Implications for Educators

     It is the responsibility of education professionals to realize that we not only influence the lives of our students through what we teach, but that we have the opportunity to help them become better future parents. When parenting education even makes the curriculum in today's busy schools, much of what is currently taught to adolescents with regard to parenting and child care is based only on a developmental approach and is the product of cultural norms influenced by past baby experts teaching a detached style of parenting. Formula feeding is taught as being almost as good as breastfeeding when scientifically this is hardly the case. Parenting behaviors such as "ferberizing" or the "cry it out method" are still cultural norms which are not criticized and cosleeping is often ignored or strongly rejected. The need for safety is often taught, but the equally important need for human touch may not make the curriculum. It is time for change. All secondary level students should be taught developmentally appropriate responsive parenting skills. Meanwhile, programs for expectant and parenting teens should move beyond crisis management and realize that teaching the standard repertoire of parenting behaviors places these children at additional risk for attachment disorders. Additionally, all parenting education curricula need to be reassessed with an eye toward the advantages of teaching behaviors such breastfeeding on cue, babywearing, and cosleeping, which explicitly support secure parent-child attachment behaviors.

Recommendations for Further Research

     Although research supports claims that breastfeeding, cosleeping, and babywearing all promote parent-child attachment, there has to date been no published research on the attachment parenting style as a whole. Future research on various parenting styles is needed. Specific research comparing attachment status within families that practice attachment parenting, to those that follow the non-responsive, highly scheduled style of parenting, known as the "Ezzo" method (Auerbach, 1998), and a control group, which uses neither style, would be ideal. Further research on the physical and emotional benefits of nonreactive cosleeping and Western babywearing would also be welcome additions to this field of knowledge. Additionally, studies to validate the effectiveness of educational primary prevention programs with regards to increasing future parental responsiveness and decreasing subsequent rates of attachment disorders would be beneficial.

Conclusion

     The attachment parenting style holds a great deal of promise for producing emotionally secure children. In a time when our culture seems to be facing a crisis of violence among our youth it seems imperative that we do more than simply wonder as to the cause of this problem. Instead we need to be willing to question our cultural parenting norms and the values which underlie this crisis. We need to be willing to look beyond the techniques and the child care methods which have been used for the past few generations and instead embrace a more time-honored and natural style of parenting, one where dependence of a baby on its parents is accepted because the parents trust  that their children will grow up to become securely independent in their own time.
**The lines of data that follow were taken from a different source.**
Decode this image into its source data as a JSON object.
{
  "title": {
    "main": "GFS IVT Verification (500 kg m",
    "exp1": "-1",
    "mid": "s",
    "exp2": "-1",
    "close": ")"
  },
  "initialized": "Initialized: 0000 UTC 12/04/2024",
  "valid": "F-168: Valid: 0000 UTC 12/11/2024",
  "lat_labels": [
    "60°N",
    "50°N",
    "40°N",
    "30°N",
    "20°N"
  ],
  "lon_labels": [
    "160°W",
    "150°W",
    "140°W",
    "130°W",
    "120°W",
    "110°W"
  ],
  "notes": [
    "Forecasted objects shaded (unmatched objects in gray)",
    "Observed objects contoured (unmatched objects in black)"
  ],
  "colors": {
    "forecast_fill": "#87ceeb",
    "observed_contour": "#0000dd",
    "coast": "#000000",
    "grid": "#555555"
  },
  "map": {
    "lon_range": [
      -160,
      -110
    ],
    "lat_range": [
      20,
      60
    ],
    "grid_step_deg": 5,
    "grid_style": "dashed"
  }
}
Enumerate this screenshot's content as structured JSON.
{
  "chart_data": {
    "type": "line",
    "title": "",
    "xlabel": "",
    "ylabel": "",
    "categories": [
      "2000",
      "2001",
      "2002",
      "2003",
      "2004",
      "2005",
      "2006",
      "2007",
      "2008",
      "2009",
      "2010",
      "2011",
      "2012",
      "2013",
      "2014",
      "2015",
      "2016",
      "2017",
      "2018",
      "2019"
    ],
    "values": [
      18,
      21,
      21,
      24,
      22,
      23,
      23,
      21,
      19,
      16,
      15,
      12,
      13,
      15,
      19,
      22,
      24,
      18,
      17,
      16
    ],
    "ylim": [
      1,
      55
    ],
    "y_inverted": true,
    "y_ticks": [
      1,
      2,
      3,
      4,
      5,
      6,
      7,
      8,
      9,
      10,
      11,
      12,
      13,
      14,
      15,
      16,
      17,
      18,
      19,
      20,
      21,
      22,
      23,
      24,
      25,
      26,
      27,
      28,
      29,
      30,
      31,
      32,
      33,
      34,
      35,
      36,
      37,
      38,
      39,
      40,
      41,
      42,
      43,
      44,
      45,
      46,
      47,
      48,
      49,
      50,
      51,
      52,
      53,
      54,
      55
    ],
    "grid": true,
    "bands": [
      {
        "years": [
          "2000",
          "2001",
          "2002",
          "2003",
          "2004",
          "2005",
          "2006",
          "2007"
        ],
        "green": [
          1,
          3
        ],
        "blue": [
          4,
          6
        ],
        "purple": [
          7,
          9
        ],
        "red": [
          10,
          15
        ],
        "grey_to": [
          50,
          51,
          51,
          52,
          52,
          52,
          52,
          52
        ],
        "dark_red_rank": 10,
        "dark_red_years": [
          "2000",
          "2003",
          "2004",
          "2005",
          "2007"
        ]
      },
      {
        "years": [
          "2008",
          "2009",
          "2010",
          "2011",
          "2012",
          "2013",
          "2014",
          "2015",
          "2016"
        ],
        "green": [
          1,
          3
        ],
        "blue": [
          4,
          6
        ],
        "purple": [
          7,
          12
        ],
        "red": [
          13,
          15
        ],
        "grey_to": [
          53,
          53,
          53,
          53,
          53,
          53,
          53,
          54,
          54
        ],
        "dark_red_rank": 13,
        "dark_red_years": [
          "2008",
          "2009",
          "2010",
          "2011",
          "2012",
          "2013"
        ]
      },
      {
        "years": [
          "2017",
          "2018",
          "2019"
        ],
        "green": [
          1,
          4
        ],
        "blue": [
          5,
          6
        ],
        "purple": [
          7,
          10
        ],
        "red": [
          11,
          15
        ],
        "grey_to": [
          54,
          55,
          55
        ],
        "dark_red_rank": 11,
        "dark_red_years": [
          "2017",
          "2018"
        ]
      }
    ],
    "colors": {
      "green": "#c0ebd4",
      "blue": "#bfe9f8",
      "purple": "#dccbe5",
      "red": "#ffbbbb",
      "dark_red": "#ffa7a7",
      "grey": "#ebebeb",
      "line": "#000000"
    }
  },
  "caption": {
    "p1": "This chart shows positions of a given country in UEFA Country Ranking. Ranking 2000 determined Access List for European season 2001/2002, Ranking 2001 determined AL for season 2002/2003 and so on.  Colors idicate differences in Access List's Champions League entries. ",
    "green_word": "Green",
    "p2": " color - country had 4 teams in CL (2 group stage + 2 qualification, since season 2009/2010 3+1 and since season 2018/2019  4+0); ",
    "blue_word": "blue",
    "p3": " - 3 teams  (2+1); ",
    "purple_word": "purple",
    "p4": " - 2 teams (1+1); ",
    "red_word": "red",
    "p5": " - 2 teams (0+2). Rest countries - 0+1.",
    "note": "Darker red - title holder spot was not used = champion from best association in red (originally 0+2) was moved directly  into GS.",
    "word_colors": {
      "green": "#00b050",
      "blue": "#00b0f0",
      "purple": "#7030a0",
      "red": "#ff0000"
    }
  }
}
This style of parenting, dubbed "attachment parenting" as it has become popular in the United States in the the last two decades, is actually the normative pattern of human parenting. Whether one is a humanist or a religious person, it is absurd to argue that the manner of child care a baby receives is irrelevant or that responsive care is not important. Human babies are explicitly designed to be cared for by their parents in a consistent and sensitive manner. Unfortunately, parenting behavior is not inborn, it must be taught. When a culture collectively abandons the mode of care that serves its babies best, that culture will continue to pay a price until it acknowledges its dire mistake and corrects its ways. The instruction of tomorrow's parents about the importance of parent-child attachment and about specific parenting behaviors that promote secure attachments has the potential of being a vital part of the beginning of this acknowledgement process.